Dans son quartier populaire d’Aix-en-Provence, dans son centre de formation de football à Toulouse, dans sa famille de confession musulmane… Tout indique à Ouissem Belgacem qu’un garçon doit être fort, viril et aimer les femmes.
A cette époque, le jeune footballeur est pressenti pour passer professionnel, enchaîne les conquêtes féminines et s’impose comme un leader charismatique. Il participe même, à sa grande honte et pour éviter tout soupçon, à des chasses aux homosexuels avec quelques coéquipiers ! Bref, il porte le masque et se construit un faux personnage.
Dans sa famille, Ouissem est soutenu par ses soeurs lorsqu’il leur avoue son orientation sexuelle une fois adulte. Mais il se heurte à l’hostilité de sa mère, qui ne lui parlera pas pendant deux ans.
Problème systémique
Le monde qu’elle s’était idéalisé autour de son fils s’écroule. « C’est Haram… C’est pêché », dit-elle dans le documentaire, pour expliquer son attitude de l’époque. Affirmation pourtant contredite par un imam, Ludovic-Mohamed Zahed. Interrogé dans le documentaire, l’homme de foi soutient que l’interprétation du Coran faite par les premiers musulmans, dont l’oncle du Prophète Mahomet, n’a « jamais parlé d’homosexualité, ni de près, ni de loin ».
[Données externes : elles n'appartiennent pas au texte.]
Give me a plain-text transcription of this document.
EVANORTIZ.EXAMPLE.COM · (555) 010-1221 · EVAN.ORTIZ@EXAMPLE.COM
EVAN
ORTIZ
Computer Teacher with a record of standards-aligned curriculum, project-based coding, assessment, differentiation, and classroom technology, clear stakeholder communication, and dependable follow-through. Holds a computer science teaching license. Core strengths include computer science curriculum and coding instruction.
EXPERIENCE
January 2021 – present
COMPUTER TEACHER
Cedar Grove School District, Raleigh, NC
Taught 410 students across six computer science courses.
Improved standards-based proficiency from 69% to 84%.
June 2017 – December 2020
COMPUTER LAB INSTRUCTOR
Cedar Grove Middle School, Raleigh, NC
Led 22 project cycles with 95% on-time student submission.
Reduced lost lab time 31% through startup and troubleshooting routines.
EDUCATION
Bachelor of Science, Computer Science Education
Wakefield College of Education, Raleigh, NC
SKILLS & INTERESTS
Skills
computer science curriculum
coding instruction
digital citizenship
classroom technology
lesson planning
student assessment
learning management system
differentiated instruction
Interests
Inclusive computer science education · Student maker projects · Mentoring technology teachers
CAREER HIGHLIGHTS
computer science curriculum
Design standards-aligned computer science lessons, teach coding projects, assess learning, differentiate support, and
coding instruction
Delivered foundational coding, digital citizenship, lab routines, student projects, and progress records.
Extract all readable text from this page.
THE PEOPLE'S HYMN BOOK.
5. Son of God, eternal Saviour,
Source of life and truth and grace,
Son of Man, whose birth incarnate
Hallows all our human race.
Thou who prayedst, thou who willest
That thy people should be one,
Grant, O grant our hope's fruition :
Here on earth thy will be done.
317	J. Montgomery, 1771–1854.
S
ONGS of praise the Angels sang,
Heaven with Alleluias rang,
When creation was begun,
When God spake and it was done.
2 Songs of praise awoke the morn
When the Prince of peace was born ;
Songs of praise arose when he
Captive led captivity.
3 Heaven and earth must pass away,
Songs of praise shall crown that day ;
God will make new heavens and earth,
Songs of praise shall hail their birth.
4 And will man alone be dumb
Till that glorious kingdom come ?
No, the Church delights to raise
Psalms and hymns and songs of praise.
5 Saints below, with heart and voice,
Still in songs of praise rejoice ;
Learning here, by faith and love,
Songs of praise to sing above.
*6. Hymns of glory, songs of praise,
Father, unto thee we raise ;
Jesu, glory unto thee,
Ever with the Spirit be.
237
La maman d’Ouissem finit, au bout de deux ans, par accepter la condition de son fils, explique à son fils en face-à-face, dans l’ancienne maison de ses parents, qu’elle est « guérie », même si elle ne semble pas encore avoir vraiment intégré la normalité de la condition de son fils… « Ce n’est pas ta faute », dit-elle, comme si la situation portait encore une part négative…
Mais le film s’attache aussi et surtout à dénoncer l’homophobie systémique dans le football. Dans sa jeunesse, Ouissem est doué et peut prétendre à une carrière professionnelle. Mais il vit dans un environnement foncièrement homophobe. Il sait que s’il dévoile son orientation sexuelle, il se retrouvera isolé du groupe. Alors il serre les dents, mais son mal-être prend le pas sur son jeu, ses performances déclinent et il ne parvient pas à passer professionnel.
Face aux a priori
Parti aux Etats-Unis et ayant auparavant joué sur le continent africain avec la sélection tunisienne, Ouissem se rend compte que l’homophobie n’est pas qu’un problème français. Elle est systémique au football. Alors âgé de 20 ans seulement, il se dit consumé, éteint et épuisé psychologiquement. Il décide alors d’arrêter le football, de tout couper et de s’installer à Londres.
Lorsqu’il réalise enfin son coming out et qu’il sort son livre avec beaucoup de succès, il s’attend à être contacté par la Fédération française, pour réfléchir à la sensibilisation des footballeurs. Mais aucun coup de fil ne lui est adressé par l’association. Il est en revanche beaucoup sollicité à l’étranger, comme en Belgique par exemple. En France, quelques clubs de Ligue 1 l’appellent pour faire des interventions auprès de leurs jeunes, à l’image de son ancienne équipe, Toulouse, mais aussi l’AS Monaco.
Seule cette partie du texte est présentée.